D’où vous vient l’idée initiale de cette exposition autour du thème du cristal et des différentes notions de transparence / opacité, terre et croissance ?

Le projet est né de mon intérêt pour le thème des minéraux et des liens entre la matière organique et la matière qu’on appelle non organique. J’ai ensuite commencé à rechercher les utilisations différentes des cristaux qui se poursuivent depuis des millénaires dans des domaines variés (magie, science, soins thérapeutiques…) et les rapports impressionnants entre l’humain et les cristaux. Ces questions liées à la matière sont importantes pour les artistes, qui regardent leurs l'œuvres un peu comme des objets magiques, ils regardent donc l’objet d’art d’un point de vue animiste*. Le projet est alors né de cet intérêt et de celui des artistes.
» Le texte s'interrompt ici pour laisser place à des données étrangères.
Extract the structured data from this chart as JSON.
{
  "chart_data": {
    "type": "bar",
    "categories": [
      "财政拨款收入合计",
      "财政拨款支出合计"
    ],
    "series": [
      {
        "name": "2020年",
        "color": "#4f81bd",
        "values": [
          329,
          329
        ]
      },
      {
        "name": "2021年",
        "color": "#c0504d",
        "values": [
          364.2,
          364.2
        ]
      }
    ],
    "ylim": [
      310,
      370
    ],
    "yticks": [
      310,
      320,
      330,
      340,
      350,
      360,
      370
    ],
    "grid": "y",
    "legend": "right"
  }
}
(*) Un animiste est une personne qui partage une croyance, l'animisme, selon laquelle les êtres vivants dans leur ensemble, les objets y compris, possèdent une âme qui leur est propre.
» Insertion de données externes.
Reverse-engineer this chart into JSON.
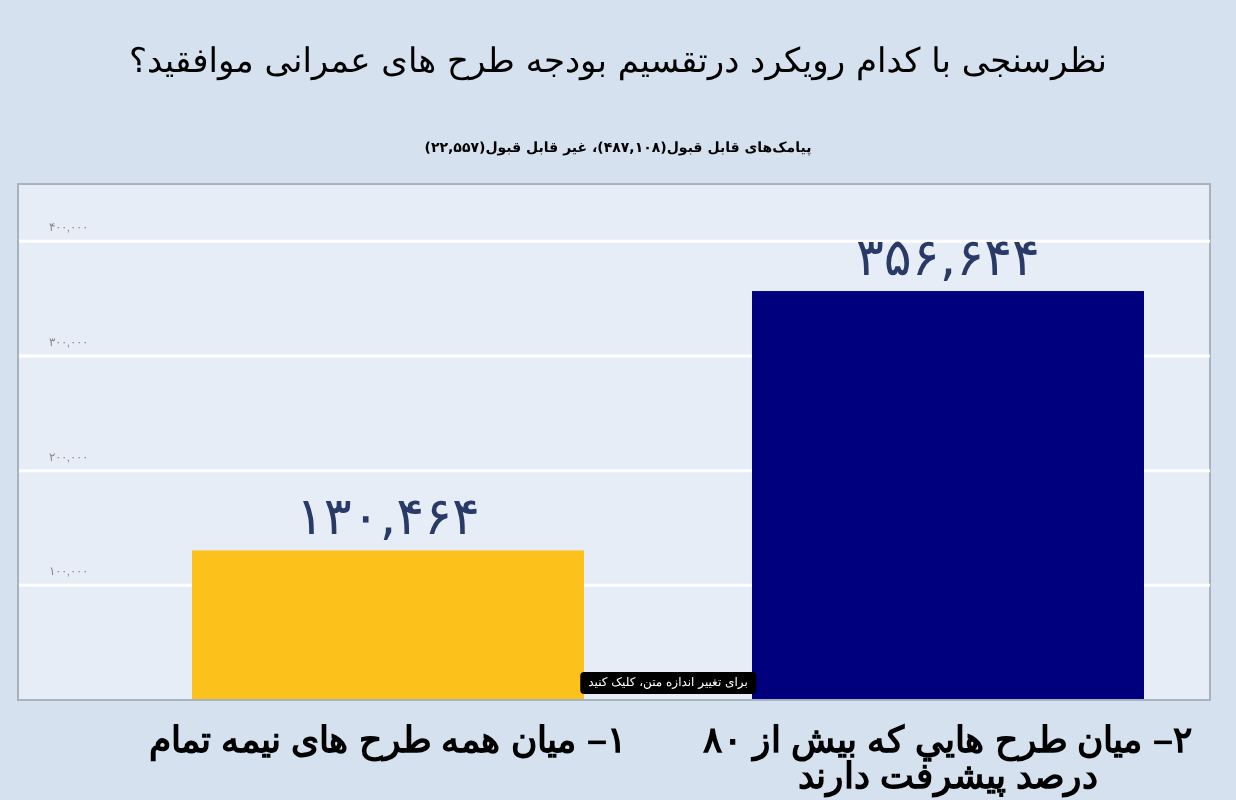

La pandémie a changé beaucoup de vos questions initiales autour du sujet, et vous a fait prendre à vous et aux artistes un chemin bien différent. Diriez-vous que cela vous a permis d’aller plus loin dans vos questionnements et objectifs d’exposition ?

Mon idée de concevoir une exposition écoresponsable était présentée depuis le début au Musée Pera, donc bien avant la crise sanitaire. Avec la crise, les choses qui paraissaient un peu abstraites, par exemple la question de réduire radicalement les déplacements ont évidemment changé. Depuis le début, je voulais les réduire considérablement, voire annuler complètement les allers retours Paris-Istanbul par souci écologique. Puis, quand la pandémie nous a frappés cette question est devenue une évidence et la seule chose à faire. Et finalement, je pense que le projet a pu persister, exister grâce à ces principes structurels d’exposition que j’ai introduits.

Il est vrai que la pandémie a tout de même mis un frein au projet, mais ce fut également un choix. Après plusieurs discussions avec le musée et les artistes, nous avons décidé de ralentir le projet et d’inviter les artistes à réfléchir sur la situation qu'ils traversent. Plus précisément, nous leur avons demandé s’ils souhaitaient inclure ou non les événements actuels dans leurs œuvres. C'était important de leur donner cette possibilité d’intégrer leur ressenti. De partager leurs réactions, leurs vécus durant la pandémie face au confinement, à la fermeture des frontières, aux réseaux sociaux, toutes ces choses qui se sont imposées, et bien d’autres encore.

Finalement, plusieurs œuvres sont le fruit de ce que les artistes ont traversé durant cette crise sanitaire entre avril dernier et le moment de l’ouverture de l’exposition, en décembre 2020.

Avez-vous rencontré des difficultés à mettre en place une exposition écoresponsable ? 

Il faut saluer le fait que le musée a été très ouvert à ce projet -qui sort des normes de construction d'une exposition-, car réalisé sous une approche écoresponsable.

Cela a été difficile, mais gratifiant ; nous voulions une exposition qui soit durable, écoresponsable et qui ne tue pas l’art, où l’art peut vivre et avoir tout son espace.

Aujourd'hui, beaucoup d’expositions traitent des problématiques de l'écologie, mais ne vont pas plus loin. Alors qu’il faut justement aller plus loin et intégrer ces principes dans l’organisation et le fonctionnement même d’une exposition, créer des précédents, commencer le changement, même à une petite échelle. 

Cette exposition était-elle la première de votre parcours sous cette approche et avec cette conscience écologique ?

De cette manière directe, oui. Cependant, j'avais déjà fait deux expositions qu'on pourrait qualifier de précurseurs à ce projet ; une exposition sur le pétrole en 2007 pour La Biennal de Moscou intitulée Petroliana et une exposition sur At the Mercy of Others: The Politics of Care en 2004, dans le cadre de Whitney ISP.

 

Vous pouvez visiter l'exposition jusqu'au 7 mars au Musée Pera à Istanbul.

L'exposition "Crystal Clear" a reçu un bel écho dans la presse turque.